Jaguars mainly live a solitary live. The times when they do come into contact with each other are often mating and when they have young to care for. The female Jaguar is ready for mating when she is about 2 years of age. For the males it is later – usually around 3 or 4 years of age.
For this particular feline, mating can take place during any time of the year. They seem to have some internal methods of population control though. Studies indicate that when they Jaguar is under a great deal of stress or when they aren’t able to find adequate supplies of food then they won’t mate.
When circumstances are good though the females can enter a cycle of estrus for about 37 days. They will be in estrus anywhere from 6 days to 17 days during that period of time. During this period of time the females will release stronger odors in their urine. They will also take part in a variety of vocalizations that will help the males to locate them.

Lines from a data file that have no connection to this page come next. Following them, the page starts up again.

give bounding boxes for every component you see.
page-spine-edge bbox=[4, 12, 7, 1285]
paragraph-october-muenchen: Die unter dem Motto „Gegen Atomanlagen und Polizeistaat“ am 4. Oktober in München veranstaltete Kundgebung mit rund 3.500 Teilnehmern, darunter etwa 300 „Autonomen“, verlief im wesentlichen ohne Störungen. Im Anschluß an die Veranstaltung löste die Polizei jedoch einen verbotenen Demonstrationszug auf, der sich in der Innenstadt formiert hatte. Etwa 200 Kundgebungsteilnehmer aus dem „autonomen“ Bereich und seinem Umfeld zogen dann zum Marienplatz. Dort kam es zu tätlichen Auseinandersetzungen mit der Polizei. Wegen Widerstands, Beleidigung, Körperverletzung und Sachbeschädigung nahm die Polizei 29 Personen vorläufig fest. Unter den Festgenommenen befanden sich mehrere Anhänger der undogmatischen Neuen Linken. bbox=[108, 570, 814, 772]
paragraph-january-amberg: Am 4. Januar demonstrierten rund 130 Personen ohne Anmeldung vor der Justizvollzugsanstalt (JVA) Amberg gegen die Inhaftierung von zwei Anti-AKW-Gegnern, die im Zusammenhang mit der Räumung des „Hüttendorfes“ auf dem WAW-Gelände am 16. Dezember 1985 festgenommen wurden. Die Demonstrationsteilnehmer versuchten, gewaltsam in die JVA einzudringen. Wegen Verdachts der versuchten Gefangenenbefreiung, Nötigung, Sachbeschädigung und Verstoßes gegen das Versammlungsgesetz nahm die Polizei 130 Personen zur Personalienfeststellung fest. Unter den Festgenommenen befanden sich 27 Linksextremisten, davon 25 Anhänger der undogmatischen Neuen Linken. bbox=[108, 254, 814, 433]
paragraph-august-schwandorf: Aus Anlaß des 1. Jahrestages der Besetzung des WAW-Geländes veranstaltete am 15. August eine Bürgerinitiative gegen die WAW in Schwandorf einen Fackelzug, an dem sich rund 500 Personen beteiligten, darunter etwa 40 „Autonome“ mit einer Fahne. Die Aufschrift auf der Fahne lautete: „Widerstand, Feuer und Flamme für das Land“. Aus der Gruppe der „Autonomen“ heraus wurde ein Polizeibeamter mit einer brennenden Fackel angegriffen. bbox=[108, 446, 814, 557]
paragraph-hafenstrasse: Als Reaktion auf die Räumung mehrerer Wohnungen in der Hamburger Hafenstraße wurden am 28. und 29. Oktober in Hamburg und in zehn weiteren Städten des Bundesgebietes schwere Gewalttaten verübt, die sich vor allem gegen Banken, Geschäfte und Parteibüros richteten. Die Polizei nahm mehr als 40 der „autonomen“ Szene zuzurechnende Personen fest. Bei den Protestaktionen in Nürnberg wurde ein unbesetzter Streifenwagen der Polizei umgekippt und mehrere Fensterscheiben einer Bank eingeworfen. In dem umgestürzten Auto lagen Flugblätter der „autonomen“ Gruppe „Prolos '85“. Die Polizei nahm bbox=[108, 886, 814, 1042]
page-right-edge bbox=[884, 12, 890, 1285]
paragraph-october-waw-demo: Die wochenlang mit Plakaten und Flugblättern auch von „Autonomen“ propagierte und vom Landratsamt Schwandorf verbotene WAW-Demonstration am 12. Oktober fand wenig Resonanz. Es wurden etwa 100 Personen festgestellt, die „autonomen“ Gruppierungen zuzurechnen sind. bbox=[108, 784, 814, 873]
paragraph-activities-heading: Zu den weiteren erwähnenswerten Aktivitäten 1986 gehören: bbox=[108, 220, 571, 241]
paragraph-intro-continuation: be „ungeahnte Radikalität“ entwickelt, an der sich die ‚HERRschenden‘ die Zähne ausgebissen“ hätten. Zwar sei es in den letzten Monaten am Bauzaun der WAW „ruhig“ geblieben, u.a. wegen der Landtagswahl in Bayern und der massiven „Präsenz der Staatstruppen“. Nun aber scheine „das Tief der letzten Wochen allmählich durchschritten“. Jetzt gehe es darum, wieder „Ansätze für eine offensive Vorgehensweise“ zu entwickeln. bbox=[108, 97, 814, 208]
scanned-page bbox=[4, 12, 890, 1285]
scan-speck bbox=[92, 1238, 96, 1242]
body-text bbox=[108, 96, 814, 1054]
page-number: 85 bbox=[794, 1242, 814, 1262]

The males sometimes have to fight with each other for the right to mate with a female. Their paths can cross much more than usual when they are being called by females. The stronger and more powerful male will be the one that gets to mate. Then the couple will go their separate ways.
The female can give birth to a litter of up to four cubs about 100 days later. Most of the time though a litter will consist of two very small and vulnerable cubs. The mother will do all she can to protect her young. The young will drink only the milk from their mother for the first three months of life. However, it will be a full six months before they venture outside of the protective den.
The mother will begin bringing meat back to the den for them when they are a few months old. She may have to leave them alone for long periods of time while she hunts. She will even fight with males that come around. They are going to try to kill her offspring in an effort to get her to mate again soon. When they do come out of the den they will help her to find food.
They will continue to hunt and live with her until they are a couple of years old. At that point in time they will go to find their own territory. The males usually will leave first and they will venture the furthest. The females may stay very close to the home range of their mother.
Many experts believe that the males move a long distance from their mother and siblings as a way of nature preventing inbreeding from occurring. When the population of the Jaguar is eliminated in a given area this can become a concern. Inbreeding can result in a very poor genetic makeup for future generations.
Due to high levels of stress, there is often a very low rate of reproduction in captivity. This makes it hard for conservation programs in this area to help with increasing the population. Research has been conducted though to help increase the level of the environment. Hopefully by making it as realistic to their natural environment as possible those levels of stress can be reduced.
The average life span of the Jaguar in the wild is 15 years. This is one of the highest rates of all felines. They are able to live up to 20 years with the right conditions in captivity.